KEIN TAG WIE DER ANDERE

Die Stunden der Nachtschicht sind mal wieder ganz anders verlaufen, als wir sie uns vorgestellt hatten.

Um 00:48 Uhr konnten wir beobachten, wie ein Schiff der Küstenwache mit hohem Tempo an unseren Beobachtungspunkt vorbei fuhr, nach etwa 1 km Entfernung plötzlich stoppte und mit einem Suchscheinwerfer die Wasseroberfläche absuchte.

Wir konnten dann mit dem Fernglas beobachten, wie sich plötzlich ein graues, großes Schlauchboot in den Lichtkegel schob, voller Menschen mit orangefarbenen Schwimmwesten.

Wir konnten sehen, dass die Leute auf das Küstenwachschiff steigen mussten und kurz danach ein zweites Boot von der Küstenwache entdeckt wurde.

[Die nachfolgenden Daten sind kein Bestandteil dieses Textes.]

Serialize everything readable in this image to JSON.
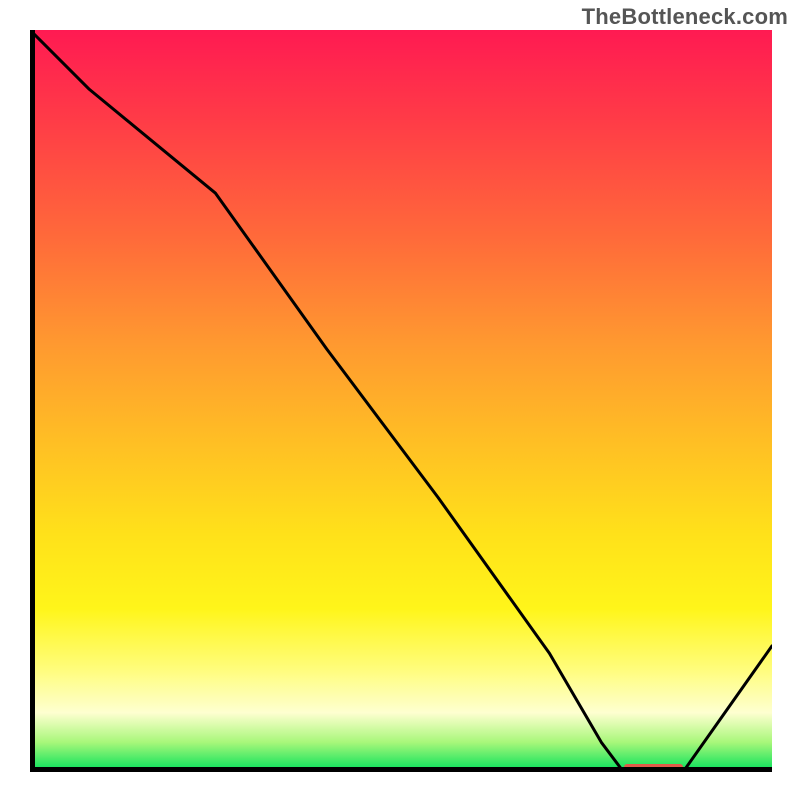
{
  "watermark": "TheBottleneck.com",
  "colors": {
    "axis": "#000000",
    "curve": "#000000",
    "marker": "#e05a4a",
    "gradient_top": "#ff1a52",
    "gradient_bottom": "#00e05a"
  },
  "chart_data": {
    "type": "line",
    "title": "",
    "xlabel": "",
    "ylabel": "",
    "xlim": [
      0,
      100
    ],
    "ylim": [
      0,
      100
    ],
    "grid": false,
    "legend": false,
    "series": [
      {
        "name": "curve",
        "x": [
          0,
          8,
          25,
          40,
          55,
          70,
          77,
          80,
          84,
          88,
          100
        ],
        "values": [
          100,
          92,
          78,
          57,
          37,
          16,
          4,
          0,
          0,
          0,
          17
        ]
      }
    ],
    "marker": {
      "name": "highlight-segment",
      "x_start": 80,
      "x_end": 88,
      "y": 0
    },
    "background": {
      "type": "vertical-gradient",
      "stops": [
        {
          "pos": 0,
          "color": "#ff1a52"
        },
        {
          "pos": 50,
          "color": "#ffb028"
        },
        {
          "pos": 80,
          "color": "#fff51a"
        },
        {
          "pos": 95,
          "color": "#feffd0"
        },
        {
          "pos": 100,
          "color": "#00e05a"
        }
      ]
    }
  }
}
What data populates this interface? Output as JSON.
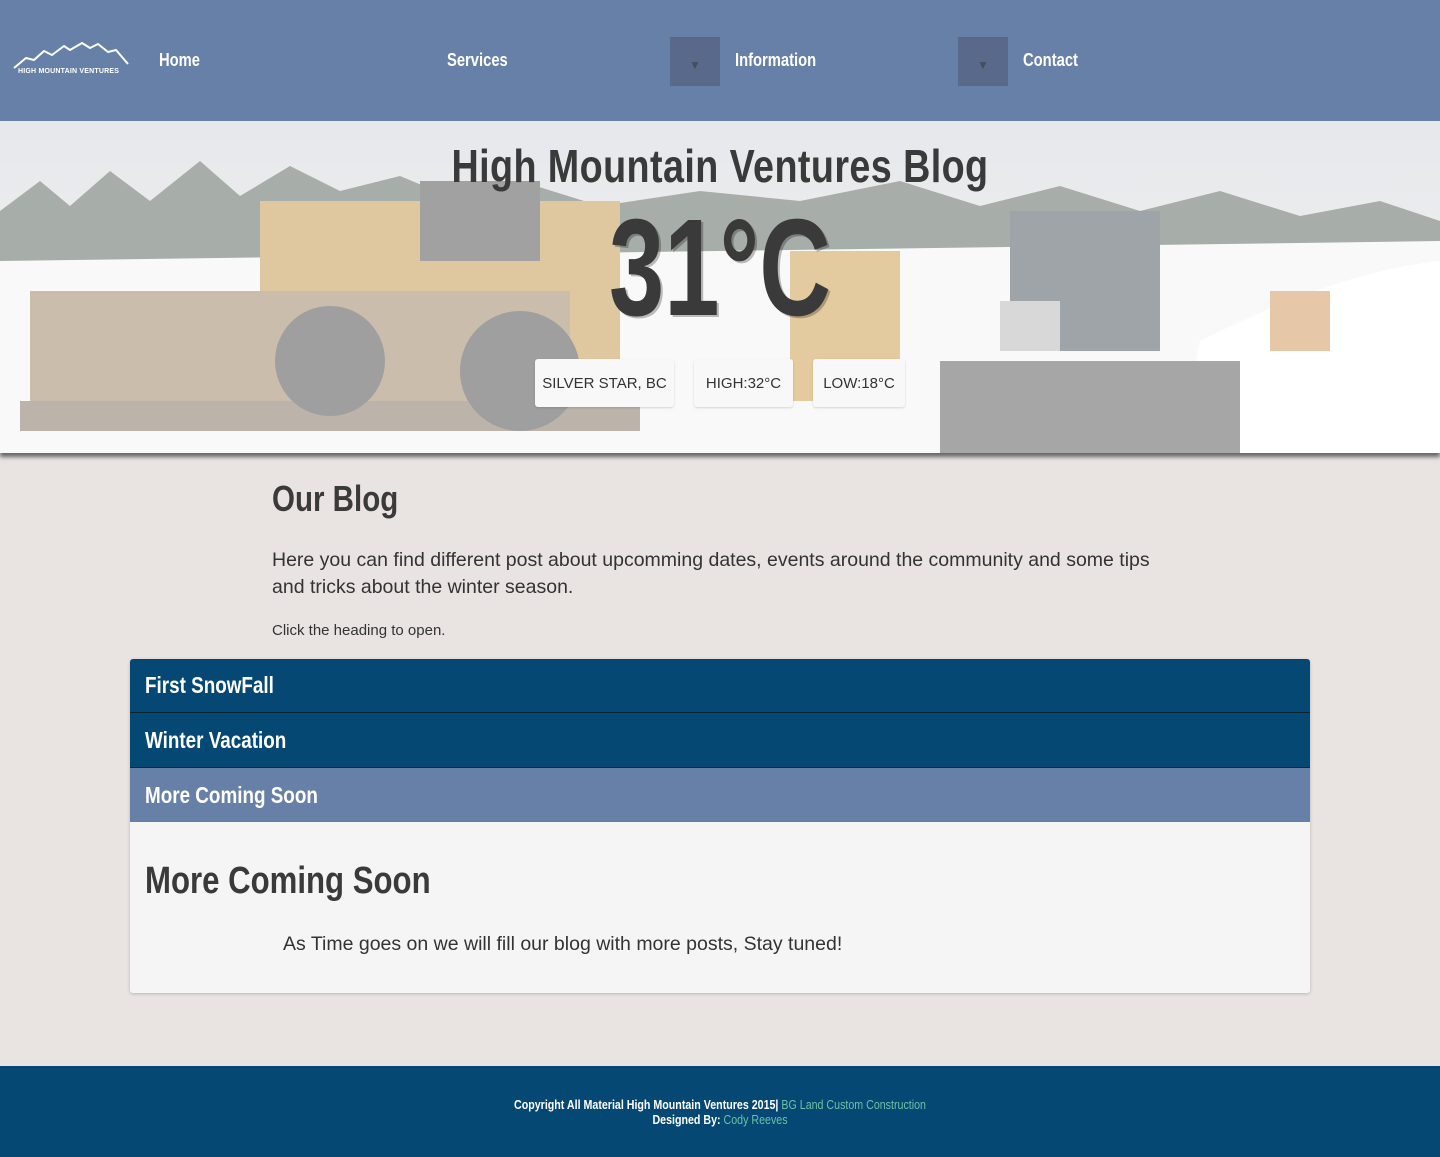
{
  "nav": {
    "logo_text": "HIGH MOUNTAIN VENTURES",
    "links": [
      "Home",
      "Services",
      "Information",
      "Contact"
    ],
    "toggle_glyph": "▼"
  },
  "hero": {
    "title": "High Mountain Ventures Blog",
    "temperature": "31°C",
    "location": "SILVER STAR, BC",
    "high": "HIGH:32°C",
    "low": "LOW:18°C"
  },
  "blog": {
    "title": "Our Blog",
    "intro": "Here you can find different post about upcomming dates, events around the community and some tips and tricks about the winter season.",
    "hint": "Click the heading to open."
  },
  "accordion": {
    "items": [
      "First SnowFall",
      "Winter Vacation",
      "More Coming Soon"
    ],
    "active_index": 2,
    "panel_title": "More Coming Soon",
    "panel_text": "As Time goes on we will fill our blog with more posts, Stay tuned!"
  },
  "footer": {
    "copyright": "Copyright All Material High Mountain Ventures 2015|",
    "company_link": "BG Land Custom Construction",
    "designed_by": "Designed By:",
    "designer_link": "Cody Reeves"
  },
  "colors": {
    "nav_bg": "#6680a8",
    "accent_dark": "#054874",
    "page_bg": "#e9e3e2",
    "footer_link": "#6cc0a6"
  }
}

Nachdem auch diese Leute auf das Schiff gegangen waren, nahm das Küstenwachschiff Kurs auf die griechische Küste.

Wir haben sofort die Gruppe darüber informiert, damit ausreichend Kleidung und Nahrungsmittel an den Landungspunkt gebracht werden konnten.

Nun machte sich eine gewisse Hektik breit, denn in einem solchen Fall muss ein riesiger Apparat in Bewegung gesetzt werden.

Autos, gepackt mit Kleidung usw. müssen sich auf den Weg machen, es müssen Busse informiert werden, um die Flüchtlinge zum Camp zu bringen usw.

Da wir in einem solchen Falle immer präsent sind, um medizinische Hilfe im benötigten Fall zu leisten, sind Uli und Nils mit dem Auto Richtung südliche Küste gefahren, um den Landungspunkt zu suchen.

Da der Beobachtungspunkt nicht verlassen werden darf, hab ich die Nachtwache dann alleine übernommen.

Danach geschah zuerst einmal einige Zeit nichts, keine Infos aus der Gruppe, keine weitere Sichtung.

Dann erschien das Küstenwachschiff wieder und fuhr am Beobachtungsposten vorbei mit einem leeren Schlauchboot im Schlepptau.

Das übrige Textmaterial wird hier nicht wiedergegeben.